Mountain Flower Dairy Farm 
Director Michael Montgomery shared with us his DIY, 
creamy ricotta recipe.

| METHOD |

1. Use whole milk

2. Add 2 teaspoons citric acid per gallon of liquid (dissolved in 1 cup cool water). Add 1/2 of this citric acid solution to the milk (save the rest of the citric acid). Stir briskly for 5–10 seconds.

3. Add 1 teaspoon salt

4. Heat the milk slowly on low-to-medium heat, stirring well to prevent scorching

5. At 165–170 F watch for small flakes forming in the milk and the separation of small curds.
If, after a few minutes, you do not see the flakes forming, add more of the citric acid until they form (do this in small 1-teaspoon increments to avoid over acid milk).

6. Continue heating to 190–195 F then turn the heat off.

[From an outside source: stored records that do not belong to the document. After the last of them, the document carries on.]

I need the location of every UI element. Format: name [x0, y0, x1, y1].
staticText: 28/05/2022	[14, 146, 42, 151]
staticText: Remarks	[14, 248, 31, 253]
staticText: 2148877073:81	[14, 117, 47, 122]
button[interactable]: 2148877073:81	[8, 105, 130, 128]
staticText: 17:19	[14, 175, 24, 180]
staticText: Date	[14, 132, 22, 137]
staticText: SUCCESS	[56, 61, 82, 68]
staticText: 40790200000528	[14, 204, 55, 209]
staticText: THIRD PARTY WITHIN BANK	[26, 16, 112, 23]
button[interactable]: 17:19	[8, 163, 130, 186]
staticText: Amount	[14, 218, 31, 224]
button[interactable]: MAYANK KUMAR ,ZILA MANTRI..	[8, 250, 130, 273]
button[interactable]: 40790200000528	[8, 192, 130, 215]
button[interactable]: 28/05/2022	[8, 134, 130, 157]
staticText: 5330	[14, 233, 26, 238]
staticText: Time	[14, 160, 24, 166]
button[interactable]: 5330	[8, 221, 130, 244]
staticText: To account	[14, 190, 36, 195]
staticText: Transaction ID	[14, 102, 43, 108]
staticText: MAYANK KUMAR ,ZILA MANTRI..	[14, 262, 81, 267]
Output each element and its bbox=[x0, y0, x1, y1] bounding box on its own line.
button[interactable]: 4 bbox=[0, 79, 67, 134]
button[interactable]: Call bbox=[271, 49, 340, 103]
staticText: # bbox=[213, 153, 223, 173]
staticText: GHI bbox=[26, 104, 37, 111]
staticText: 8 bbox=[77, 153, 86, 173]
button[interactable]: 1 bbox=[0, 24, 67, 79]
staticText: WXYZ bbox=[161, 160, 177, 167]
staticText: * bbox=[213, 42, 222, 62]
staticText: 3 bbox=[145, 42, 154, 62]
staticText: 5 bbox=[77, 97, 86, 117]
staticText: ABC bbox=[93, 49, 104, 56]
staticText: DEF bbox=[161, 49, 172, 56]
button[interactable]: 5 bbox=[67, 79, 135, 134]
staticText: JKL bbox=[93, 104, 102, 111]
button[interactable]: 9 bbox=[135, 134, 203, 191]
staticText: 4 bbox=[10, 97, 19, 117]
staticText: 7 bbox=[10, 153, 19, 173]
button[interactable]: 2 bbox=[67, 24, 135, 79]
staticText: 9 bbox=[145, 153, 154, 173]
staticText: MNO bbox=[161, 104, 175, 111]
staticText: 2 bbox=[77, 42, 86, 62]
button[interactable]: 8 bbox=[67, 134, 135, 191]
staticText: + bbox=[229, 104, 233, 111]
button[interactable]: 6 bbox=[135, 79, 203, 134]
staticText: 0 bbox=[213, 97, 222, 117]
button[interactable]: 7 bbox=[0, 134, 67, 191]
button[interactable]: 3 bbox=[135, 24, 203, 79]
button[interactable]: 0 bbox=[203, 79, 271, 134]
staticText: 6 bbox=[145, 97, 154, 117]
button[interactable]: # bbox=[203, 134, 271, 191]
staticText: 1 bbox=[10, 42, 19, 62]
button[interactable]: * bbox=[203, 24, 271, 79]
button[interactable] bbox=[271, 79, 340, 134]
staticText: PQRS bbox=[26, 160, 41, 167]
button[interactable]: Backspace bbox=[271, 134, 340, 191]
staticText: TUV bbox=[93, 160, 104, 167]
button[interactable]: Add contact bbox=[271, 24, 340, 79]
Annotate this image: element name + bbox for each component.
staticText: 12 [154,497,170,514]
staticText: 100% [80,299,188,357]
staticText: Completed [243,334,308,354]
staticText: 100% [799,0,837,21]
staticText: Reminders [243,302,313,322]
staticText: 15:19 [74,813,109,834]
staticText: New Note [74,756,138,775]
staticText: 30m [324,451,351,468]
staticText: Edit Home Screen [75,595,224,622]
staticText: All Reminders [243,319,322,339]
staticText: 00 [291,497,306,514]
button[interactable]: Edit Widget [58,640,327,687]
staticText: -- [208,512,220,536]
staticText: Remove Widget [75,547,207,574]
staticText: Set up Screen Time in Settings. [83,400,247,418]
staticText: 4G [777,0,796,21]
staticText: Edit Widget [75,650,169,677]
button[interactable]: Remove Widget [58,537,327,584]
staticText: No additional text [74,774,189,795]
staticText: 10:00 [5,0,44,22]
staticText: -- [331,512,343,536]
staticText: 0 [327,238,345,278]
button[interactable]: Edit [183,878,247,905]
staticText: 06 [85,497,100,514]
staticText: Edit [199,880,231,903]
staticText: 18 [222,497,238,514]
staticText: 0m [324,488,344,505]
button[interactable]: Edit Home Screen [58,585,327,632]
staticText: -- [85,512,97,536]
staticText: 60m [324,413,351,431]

The thermal mass of the whey will hold at this temp for quite some time. The higher temp is used here because of the additional proteins found in whole milk vs. whey.

7. As the curds rise, use a perforated ladle to gently move them from the sides to the center of the pot. These clumps of curd will begin to consolidate floating on top of the liquid.

8. Let the curds rest for 10–15 minutes.
*** This is very important because this is the point where the final ricotta quality is assured.

9. Ladle the curds gently into draining forms (No cheese cloth should be needed if  you were patient in the previous step). Let the curds drain for 15 minutes up to several hours.

Notes: For a fresh light ricotta, drain it for a short while (until the free whey drainage slows) and chill. For a rich, dense and buttery texture, allow it to drain for an extended period of time (several hours) before chilling overnight.